Os preços de venda de habitações estão a subir em Portugal. É uma afirmação nesta altura absolutamente inquestionável. Olhando para o Índice de Preços Residenciais da Confidencial Imobiliário (que como é sabido é calculado com base em preços de transação colhidos no SIR), pela primeira vez nos últimos anos, em Março de 2016 completou-se uma série de seis meses consecutivos com variações mensais positivas. Só neste período, o mercado valorizou 4,1%, o que em termos anualizados daria um resultado acima dos 8%. A manter este ritmo e a verificar-se um resultado desses no final de 2016, estar-se-ia perante algo de notável.
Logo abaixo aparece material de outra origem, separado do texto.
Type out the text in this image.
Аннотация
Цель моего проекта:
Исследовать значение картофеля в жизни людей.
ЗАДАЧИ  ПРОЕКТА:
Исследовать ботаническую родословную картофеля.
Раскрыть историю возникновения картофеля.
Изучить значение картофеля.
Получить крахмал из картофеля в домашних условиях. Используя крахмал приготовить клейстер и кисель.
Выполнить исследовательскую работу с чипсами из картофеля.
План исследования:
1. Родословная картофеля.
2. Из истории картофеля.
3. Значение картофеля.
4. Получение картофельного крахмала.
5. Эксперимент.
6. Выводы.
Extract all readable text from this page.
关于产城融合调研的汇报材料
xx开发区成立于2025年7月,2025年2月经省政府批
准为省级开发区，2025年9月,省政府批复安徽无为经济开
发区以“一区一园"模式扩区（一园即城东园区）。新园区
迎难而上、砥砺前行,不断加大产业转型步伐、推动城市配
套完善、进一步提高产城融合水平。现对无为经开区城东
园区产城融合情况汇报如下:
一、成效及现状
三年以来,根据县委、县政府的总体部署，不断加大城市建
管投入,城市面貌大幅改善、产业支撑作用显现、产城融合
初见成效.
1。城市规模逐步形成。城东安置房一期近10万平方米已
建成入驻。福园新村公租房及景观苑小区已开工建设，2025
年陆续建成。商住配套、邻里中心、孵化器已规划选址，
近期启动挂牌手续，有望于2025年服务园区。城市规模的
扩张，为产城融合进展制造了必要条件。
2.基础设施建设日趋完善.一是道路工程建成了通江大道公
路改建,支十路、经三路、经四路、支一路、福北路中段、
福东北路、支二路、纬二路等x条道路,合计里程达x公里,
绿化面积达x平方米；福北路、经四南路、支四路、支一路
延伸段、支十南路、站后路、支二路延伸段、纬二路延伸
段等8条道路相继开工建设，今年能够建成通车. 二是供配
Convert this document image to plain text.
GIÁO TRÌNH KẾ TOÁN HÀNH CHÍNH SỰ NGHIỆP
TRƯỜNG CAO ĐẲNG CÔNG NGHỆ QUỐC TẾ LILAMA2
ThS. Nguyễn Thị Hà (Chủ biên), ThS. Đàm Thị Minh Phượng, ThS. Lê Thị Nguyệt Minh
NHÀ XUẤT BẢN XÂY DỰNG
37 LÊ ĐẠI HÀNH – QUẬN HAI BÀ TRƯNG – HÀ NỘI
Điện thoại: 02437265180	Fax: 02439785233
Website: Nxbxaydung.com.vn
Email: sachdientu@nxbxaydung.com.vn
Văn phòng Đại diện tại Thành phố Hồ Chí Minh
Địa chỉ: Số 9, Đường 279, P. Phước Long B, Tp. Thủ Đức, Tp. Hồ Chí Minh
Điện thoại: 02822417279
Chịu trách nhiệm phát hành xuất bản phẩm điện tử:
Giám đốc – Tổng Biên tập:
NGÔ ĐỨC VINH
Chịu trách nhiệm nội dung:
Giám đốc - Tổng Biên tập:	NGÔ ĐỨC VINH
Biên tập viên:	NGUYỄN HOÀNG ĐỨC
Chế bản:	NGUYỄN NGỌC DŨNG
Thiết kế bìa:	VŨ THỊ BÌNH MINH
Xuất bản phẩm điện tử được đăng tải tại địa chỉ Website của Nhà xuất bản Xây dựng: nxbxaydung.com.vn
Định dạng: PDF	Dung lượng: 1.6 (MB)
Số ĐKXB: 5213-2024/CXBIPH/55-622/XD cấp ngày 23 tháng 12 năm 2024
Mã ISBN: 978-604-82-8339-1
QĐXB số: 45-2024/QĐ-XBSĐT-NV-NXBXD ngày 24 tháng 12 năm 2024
O sentimento dos operadores do mercado é claramente positivo. O Portuguese Housing Market Survey aponta nesse sentido, havendo um aumento do índice de confiança após uma redução do mesmo na fase de maior indefinição política vivenciada no final de 2015. De acordo com este inquérito, os agentes antecipam uma subida da procura e dos preços, começando essas expectativas a generalizar-se territorialmente. O alcance geográfico destas tendências é, ainda, a pedra angular que este tipo de análises deve ter. No ciclo 2013-2015 toda a dinâmica do mercado decorreu das mudanças verificadas na atração de investimento internacional e na reabilitação urbana. O mercado partiu em dois, com uma parte em franca recuperação e outra em persistente congelamento. Entretanto, após um ciclo de desalavancagem e de aposta no escoamento de imóveis recebidos em recuperação de crédito, a Banca começou a regressar ao mercado. No espaço de um ano, praticamente duplicou a concessão de novos créditos à habitação. E é aí que reside o pilar para a gradual generalização territorial da valorização do mercado. Mesmo assim, importava ver quais os concelhos já beneficiados com este aumento, já que não se antecipa que todo o mercado aceda ao crédito ao mesmo e em iguais condições, conforme sucedia no “pré-crise”. Em média o mercado valorizou 2,9% no ano 2016. Mas se Lisboa valorizou 11,9% e Cascais 6,5%, bem ao lado, concelhos como Amadora, Vila Franca e Loures, caíram cerca de 5%. E, em média, no caso dos concelhos periféricos do distrito de Lisboa, no final de 2016 os preços estão 15,1% abaixo do patamar de 2009. A evolução do sistema financeiro e do crédito determinarão o grau e a rapidez com que estes mercados começarão a convergir.